The fern is native to north-east New South Wales (north of Nabiac) and Queensland.[1] It can also be found in parts of Malaysia.[2] In propagated form, the plant is grown successfully as far south as Victoria.[3]

During the 1990s, the fern was also discovered on the Hawaiian Islands where they are now considered a "problem species".[4]


Platycerium superbum is a bracket epiphyte naturally occurring in and near rainforests but is now also widely cultivated as an ornamental plant for gardens.

In both naturally occurring and propagated forms, these ferns develop a humus-collecting "nest" of non-fertile fronds and in doing so can grown up to 1 metre wide. The ferns also develop hanging fertile fronds that can reach up to 2 metres long.[2]

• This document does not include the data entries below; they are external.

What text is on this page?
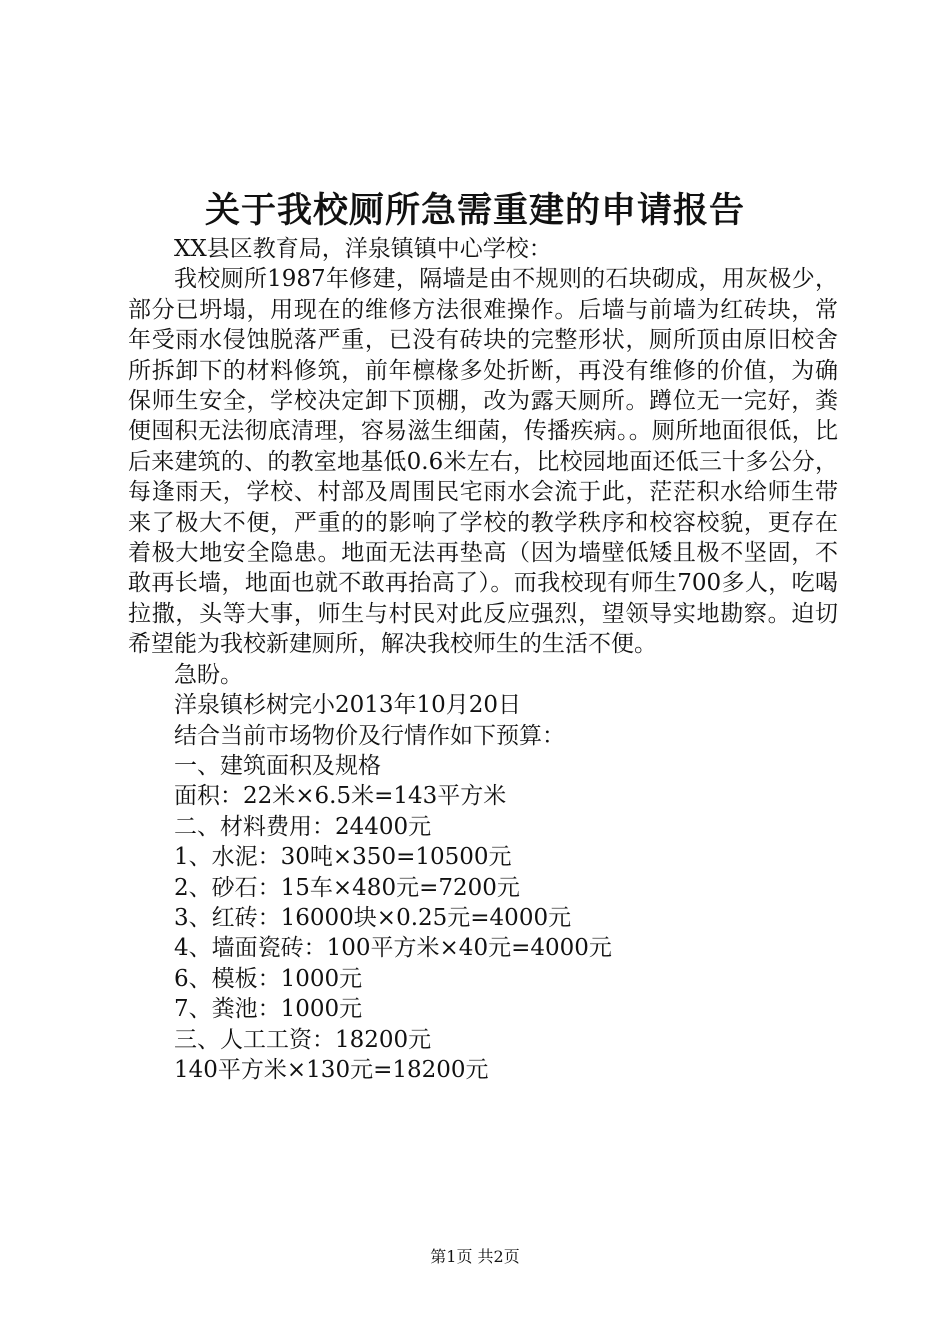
关于我校厕所急需重建的申请报告

XX县区教育局，洋泉镇镇中心学校：

我校厕所1987年修建，隔墙是由不规则的石块砌成，用灰极少，部分已坍塌，用现在的维修方法很难操作。后墙与前墙为红砖块，常年受雨水侵蚀脱落严重，已没有砖块的完整形状，厕所顶由原旧校舍所拆卸下的材料修筑，前年檩椽多处折断，再没有维修的价值，为确保师生安全，学校决定卸下顶棚，改为露天厕所。蹲位无一完好，粪便囤积无法彻底清理，容易滋生细菌，传播疾病。。厕所地面很低，比后来建筑的、的教室地基低0.6米左右，比校园地面还低三十多公分，每逢雨天，学校、村部及周围民宅雨水会流于此，茫茫积水给师生带来了极大不便，严重的的影响了学校的教学秩序和校容校貌，更存在着极大地安全隐患。地面无法再垫高（因为墙壁低矮且极不坚固，不敢再长墙，地面也就不敢再抬高了）。而我校现有师生700多人，吃喝拉撒，头等大事，师生与村民对此反应强烈，望领导实地勘察。迫切希望能为我校新建厕所，解决我校师生的生活不便。

急盼。

洋泉镇杉树完小2013年10月20日

结合当前市场物价及行情作如下预算：

一、建筑面积及规格

面积：22米×6.5米=143平方米

二、材料费用：24400元

1、水泥：30吨×350=10500元

2、砂石：15车×480元=7200元

3、红砖：16000块×0.25元=4000元

4、墙面瓷砖：100平方米×40元=4000元

6、模板：1000元

7、粪池：1000元

三、人工工资：18200元

140平方米×130元=18200元

第1页 共2页
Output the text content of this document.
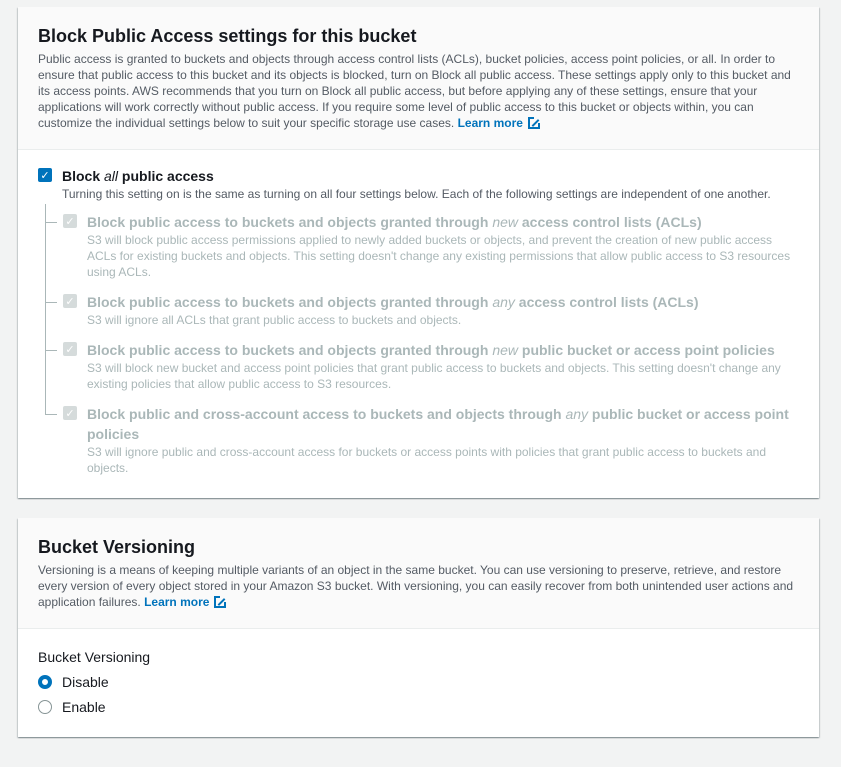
Block Public Access settings for this bucket

Public access is granted to buckets and objects through access control lists (ACLs), bucket policies, access point policies, or all. In order to ensure that public access to this bucket and its objects is blocked, turn on Block all public access. These settings apply only to this bucket and its access points. AWS recommends that you turn on Block all public access, but before applying any of these settings, ensure that your applications will work correctly without public access. If you require some level of public access to this bucket or objects within, you can customize the individual settings below to suit your specific storage use cases. Learn more

✓ Block all public access
Turning this setting on is the same as turning on all four settings below. Each of the following settings are independent of one another.
✓ Block public access to buckets and objects granted through new access control lists (ACLs)
S3 will block public access permissions applied to newly added buckets or objects, and prevent the creation of new public access ACLs for existing buckets and objects. This setting doesn't change any existing permissions that allow public access to S3 resources using ACLs.
✓ Block public access to buckets and objects granted through any access control lists (ACLs)
S3 will ignore all ACLs that grant public access to buckets and objects.
✓ Block public access to buckets and objects granted through new public bucket or access point policies
S3 will block new bucket and access point policies that grant public access to buckets and objects. This setting doesn't change any existing policies that allow public access to S3 resources.
✓ Block public and cross-account access to buckets and objects through any public bucket or access point policies
S3 will ignore public and cross-account access for buckets or access points with policies that grant public access to buckets and objects.
Bucket Versioning

Versioning is a means of keeping multiple variants of an object in the same bucket. You can use versioning to preserve, retrieve, and restore every version of every object stored in your Amazon S3 bucket. With versioning, you can easily recover from both unintended user actions and application failures. Learn more

Bucket Versioning
Disable
Enable
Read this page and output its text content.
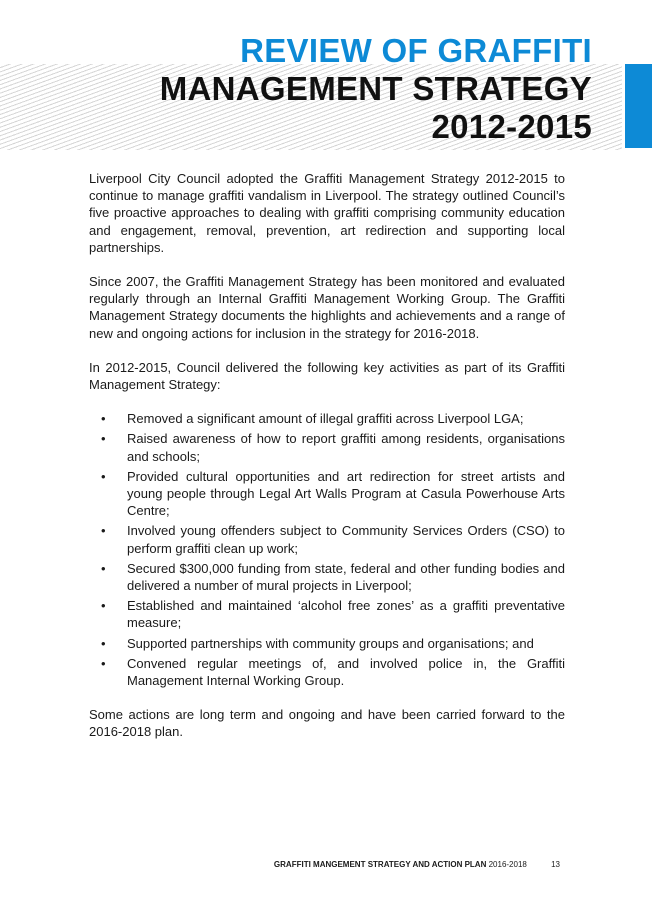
REVIEW OF GRAFFITI
MANAGEMENT STRATEGY
2012-2015

Liverpool City Council adopted the Graffiti Management Strategy 2012-2015 to continue to manage graffiti vandalism in Liverpool. The strategy outlined Council’s five proactive approaches to dealing with graffiti comprising community education and engagement, removal, prevention, art redirection and supporting local partnerships.

Since 2007, the Graffiti Management Strategy has been monitored and evaluated regularly through an Internal Graffiti Management Working Group. The Graffiti Management Strategy documents the highlights and achievements and a range of new and ongoing actions for inclusion in the strategy for 2016-2018.

In 2012-2015, Council delivered the following key activities as part of its Graffiti Management Strategy:

• Removed a significant amount of illegal graffiti across Liverpool LGA;
• Raised awareness of how to report graffiti among residents, organisations and schools;
• Provided cultural opportunities and art redirection for street artists and young people through Legal Art Walls Program at Casula Powerhouse Arts Centre;
• Involved young offenders subject to Community Services Orders (CSO) to perform graffiti clean up work;
• Secured $300,000 funding from state, federal and other funding bodies and delivered a number of mural projects in Liverpool;
• Established and maintained ‘alcohol free zones’ as a graffiti preventative measure;
• Supported partnerships with community groups and organisations; and
• Convened regular meetings of, and involved police in, the Graffiti Management Internal Working Group.

Some actions are long term and ongoing and have been carried forward to the 2016-2018 plan.

GRAFFITI MANGEMENT STRATEGY AND ACTION PLAN 2016-2018	13
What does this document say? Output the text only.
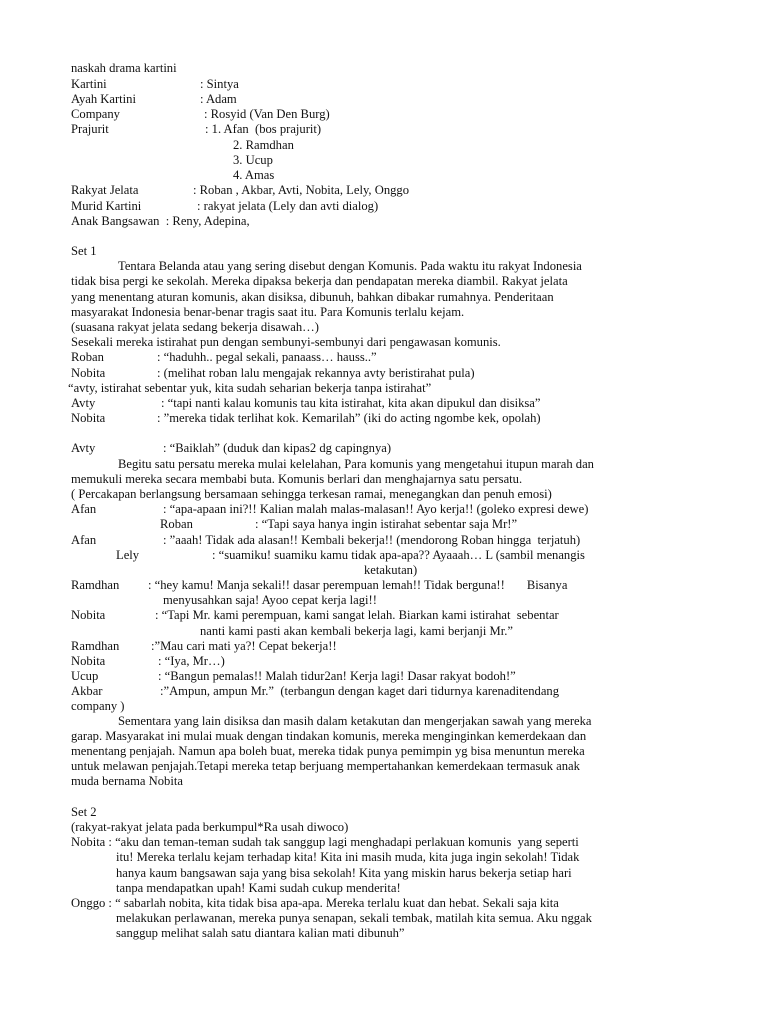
naskah drama kartini
Kartini	: Sintya
Ayah Kartini	: Adam
Company	: Rosyid (Van Den Burg)
Prajurit	: 1. Afan  (bos prajurit)
2. Ramdhan
3. Ucup
4. Amas
Rakyat Jelata	: Roban , Akbar, Avti, Nobita, Lely, Onggo
Murid Kartini	: rakyat jelata (Lely dan avti dialog)
Anak Bangsawan  : Reny, Adepina,
Set 1
Tentara Belanda atau yang sering disebut dengan Komunis. Pada waktu itu rakyat Indonesia
tidak bisa pergi ke sekolah. Mereka dipaksa bekerja dan pendapatan mereka diambil. Rakyat jelata
yang menentang aturan komunis, akan disiksa, dibunuh, bahkan dibakar rumahnya. Penderitaan
masyarakat Indonesia benar-benar tragis saat itu. Para Komunis terlalu kejam.
(suasana rakyat jelata sedang bekerja disawah…)
Sesekali mereka istirahat pun dengan sembunyi-sembunyi dari pengawasan komunis.
Roban	: “haduhh.. pegal sekali, panaass… hauss..”
Nobita	: (melihat roban lalu mengajak rekannya avty beristirahat pula)
“avty, istirahat sebentar yuk, kita sudah seharian bekerja tanpa istirahat”
Avty	: “tapi nanti kalau komunis tau kita istirahat, kita akan dipukul dan disiksa”
Nobita	: ”mereka tidak terlihat kok. Kemarilah” (iki do acting ngombe kek, opolah)
Avty	: “Baiklah” (duduk dan kipas2 dg capingnya)
Begitu satu persatu mereka mulai kelelahan, Para komunis yang mengetahui itupun marah dan
memukuli mereka secara membabi buta. Komunis berlari dan menghajarnya satu persatu.
( Percakapan berlangsung bersamaan sehingga terkesan ramai, menegangkan dan penuh emosi)
Afan	: “apa-apaan ini?!! Kalian malah malas-malasan!! Ayo kerja!! (goleko expresi dewe)
Roban	: “Tapi saya hanya ingin istirahat sebentar saja Mr!”
Afan	: ”aaah! Tidak ada alasan!! Kembali bekerja!! (mendorong Roban hingga  terjatuh)
Lely	: “suamiku! suamiku kamu tidak apa-apa?? Ayaaah… L (sambil menangis
ketakutan)
Ramdhan : “hey kamu! Manja sekali!! dasar perempuan lemah!! Tidak berguna!!       Bisanya
menyusahkan saja! Ayoo cepat kerja lagi!!
Nobita	: “Tapi Mr. kami perempuan, kami sangat lelah. Biarkan kami istirahat  sebentar
nanti kami pasti akan kembali bekerja lagi, kami berjanji Mr.”
Ramdhan	:”Mau cari mati ya?! Cepat bekerja!!
Nobita	: “Iya, Mr…)
Ucup	: “Bangun pemalas!! Malah tidur2an! Kerja lagi! Dasar rakyat bodoh!”
Akbar	:”Ampun, ampun Mr.”  (terbangun dengan kaget dari tidurnya karenaditendang
company )
Sementara yang lain disiksa dan masih dalam ketakutan dan mengerjakan sawah yang mereka
garap. Masyarakat ini mulai muak dengan tindakan komunis, mereka menginginkan kemerdekaan dan
menentang penjajah. Namun apa boleh buat, mereka tidak punya pemimpin yg bisa menuntun mereka
untuk melawan penjajah.Tetapi mereka tetap berjuang mempertahankan kemerdekaan termasuk anak
muda bernama Nobita
Set 2
(rakyat-rakyat jelata pada berkumpul*Ra usah diwoco)
Nobita : “aku dan teman-teman sudah tak sanggup lagi menghadapi perlakuan komunis  yang seperti
itu! Mereka terlalu kejam terhadap kita! Kita ini masih muda, kita juga ingin sekolah! Tidak
hanya kaum bangsawan saja yang bisa sekolah! Kita yang miskin harus bekerja setiap hari
tanpa mendapatkan upah! Kami sudah cukup menderita!
Onggo : “ sabarlah nobita, kita tidak bisa apa-apa. Mereka terlalu kuat dan hebat. Sekali saja kita
melakukan perlawanan, mereka punya senapan, sekali tembak, matilah kita semua. Aku nggak
sanggup melihat salah satu diantara kalian mati dibunuh”
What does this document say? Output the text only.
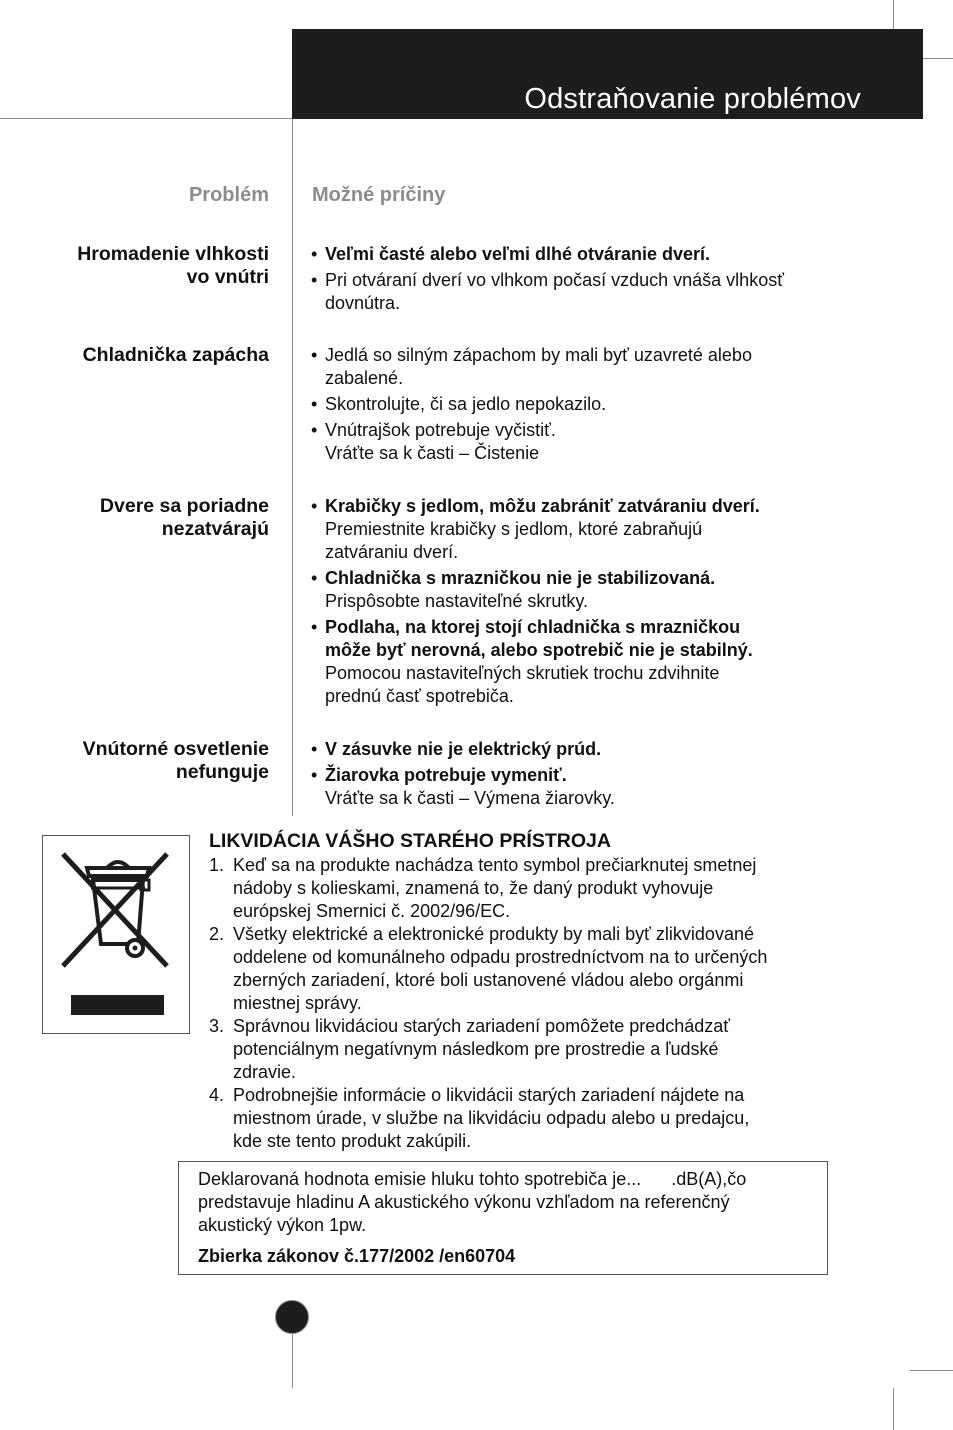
Odstraňovanie problémov
Problém Možné príčiny
Hromadenie vlhkosti
vo vnútri
• Veľmi časté alebo veľmi dlhé otváranie dverí.
• Pri otváraní dverí vo vlhkom počasí vzduch vnáša vlhkosť
dovnútra.
Chladnička zapácha
•	Jedlá so silným zápachom by mali byť uzavreté alebo
zabalené.
• Skontrolujte, či sa jedlo nepokazilo.
• Vnútrajšok potrebuje vyčistiť.
Vráťte sa k časti – Čistenie
Dvere sa poriadne
nezatvárajú
• Krabičky s jedlom, môžu zabrániť zatváraniu dverí.
Premiestnite krabičky s jedlom, ktoré zabraňujú
zatváraniu dverí.
• Chladnička s mrazničkou nie je stabilizovaná.
Prispôsobte nastaviteľné skrutky.
• Podlaha, na ktorej stojí chladnička s mrazničkou
môže byť nerovná, alebo spotrebič nie je stabilný.
Pomocou nastaviteľných skrutiek trochu zdvihnite
prednú časť spotrebiča.
Vnútorné osvetlenie
nefunguje
• V zásuvke nie je elektrický prúd.
• Žiarovka potrebuje vymeniť.
Vráťte sa k časti – Výmena žiarovky.
LIKVIDÁCIA VÁŠHO STARÉHO PRÍSTROJA
1. Keď sa na produkte nachádza tento symbol prečiarknutej smetnej
nádoby s kolieskami, znamená to, že daný produkt vyhovuje
európskej Smernici č. 2002/96/EC.
2. Všetky elektrické a elektronické produkty by mali byť zlikvidované
oddelene od komunálneho odpadu prostredníctvom na to určených
zberných zariadení, ktoré boli ustanovené vládou alebo orgánmi
miestnej správy.
3. Správnou likvidáciou starých zariadení pomôžete predchádzať
potenciálnym negatívnym následkom pre prostredie a ľudské
zdravie.
4. Podrobnejšie informácie o likvidácii starých zariadení nájdete na
miestnom úrade, v službe na likvidáciu odpadu alebo u predajcu,
kde ste tento produkt zakúpili.
Deklarovaná hodnota emisie hluku tohto spotrebiča je...      .dB(A),čo
predstavuje hladinu A akustického výkonu vzhľadom na referenčný
akustický výkon 1pw.
Zbierka zákonov č.177/2002 /en60704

Both fertile and non-fertile fronds are broad and branching and grown to resemble the horns of a stag or elk, thus the common names stag horn or elk horn.[2]


In the wild, the nest structure captures falling leaves and other detritus which then decomposes to provide the plant with nutrients.[3] The ferns are known to favour a slightly acidic environment and so to encourage growth in propagated plants, some growers recommend adding used tea leaves directly to the plant's "nest".[2] Others recommend doing the same with banana peel.[5]